Washington "inquiet" de la vente par Paris à Moscou des navires Mistral

Le \"Vladivostok\", commandé par la Russie, aux chantiers navals de Saint-Nazaire (Loire-Atlantique), le 5 mars 2014. 
Le "Vladivostok", commandé par la Russie, aux chantiers navals de Saint-Nazaire (Loire-Atlantique), le 5 mars 2014.  (FRANK PERRY / AFP)

La livraison par la France, dans quelques mois, de deux navires de guerre à la Russie est en suspens depuis la crise ukrainienne.
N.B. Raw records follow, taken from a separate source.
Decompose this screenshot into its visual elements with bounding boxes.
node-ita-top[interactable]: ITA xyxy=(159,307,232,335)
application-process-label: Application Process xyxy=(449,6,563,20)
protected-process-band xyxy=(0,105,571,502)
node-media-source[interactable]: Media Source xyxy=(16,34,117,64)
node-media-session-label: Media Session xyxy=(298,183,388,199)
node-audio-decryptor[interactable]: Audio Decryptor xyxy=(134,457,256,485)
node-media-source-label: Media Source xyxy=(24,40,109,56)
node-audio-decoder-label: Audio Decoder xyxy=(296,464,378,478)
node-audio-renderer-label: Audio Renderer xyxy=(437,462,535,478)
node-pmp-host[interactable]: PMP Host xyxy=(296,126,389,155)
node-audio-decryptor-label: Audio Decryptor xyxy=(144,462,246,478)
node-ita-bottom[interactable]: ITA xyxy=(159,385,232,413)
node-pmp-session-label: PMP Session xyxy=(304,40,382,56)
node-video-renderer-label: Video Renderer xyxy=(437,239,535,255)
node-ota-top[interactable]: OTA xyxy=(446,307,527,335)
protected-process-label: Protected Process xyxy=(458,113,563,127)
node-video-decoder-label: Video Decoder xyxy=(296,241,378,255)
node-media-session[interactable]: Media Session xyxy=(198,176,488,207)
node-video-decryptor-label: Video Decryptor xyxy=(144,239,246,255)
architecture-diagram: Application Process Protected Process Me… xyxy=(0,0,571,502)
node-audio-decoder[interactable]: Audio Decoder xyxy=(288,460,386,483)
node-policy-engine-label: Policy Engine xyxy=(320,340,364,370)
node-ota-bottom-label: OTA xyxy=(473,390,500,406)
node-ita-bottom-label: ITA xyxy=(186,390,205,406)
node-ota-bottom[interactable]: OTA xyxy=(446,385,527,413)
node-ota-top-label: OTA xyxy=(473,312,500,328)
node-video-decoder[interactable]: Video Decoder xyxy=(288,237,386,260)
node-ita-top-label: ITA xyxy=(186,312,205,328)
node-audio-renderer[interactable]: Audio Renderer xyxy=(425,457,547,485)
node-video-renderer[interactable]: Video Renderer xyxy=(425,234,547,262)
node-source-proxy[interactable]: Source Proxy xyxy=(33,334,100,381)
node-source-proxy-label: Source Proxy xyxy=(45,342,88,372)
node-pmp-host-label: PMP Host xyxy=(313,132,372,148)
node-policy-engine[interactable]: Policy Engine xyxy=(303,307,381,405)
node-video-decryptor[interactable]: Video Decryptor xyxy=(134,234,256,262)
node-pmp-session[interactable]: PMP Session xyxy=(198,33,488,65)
Les Etats-Unis ont fait part à la France de leurs "inquiétudes" à propos de la vente programmée à la Russie de navires militaires de type Mistral, en raison de la crise en Ukraine, a affirmé jeudi 8 mai une responsable américaine. "Nous avons de manière régulière et constante exprimé nos inquiétudes à propos de cette vente (...) et nous continuerons de le faire", a déclaré la secrétaire d'Etat adjointe pour l'Europe, Victoria Nuland, à quelques jours d'une visite officielle aux Etats-Unis du ministre français des Affaires étrangères, Laurent Fabius. Victoria Nuland a précisé que son gouvernement avait soulevé cette question avec Paris "avant même les derniers agissements russes" en Ukraine.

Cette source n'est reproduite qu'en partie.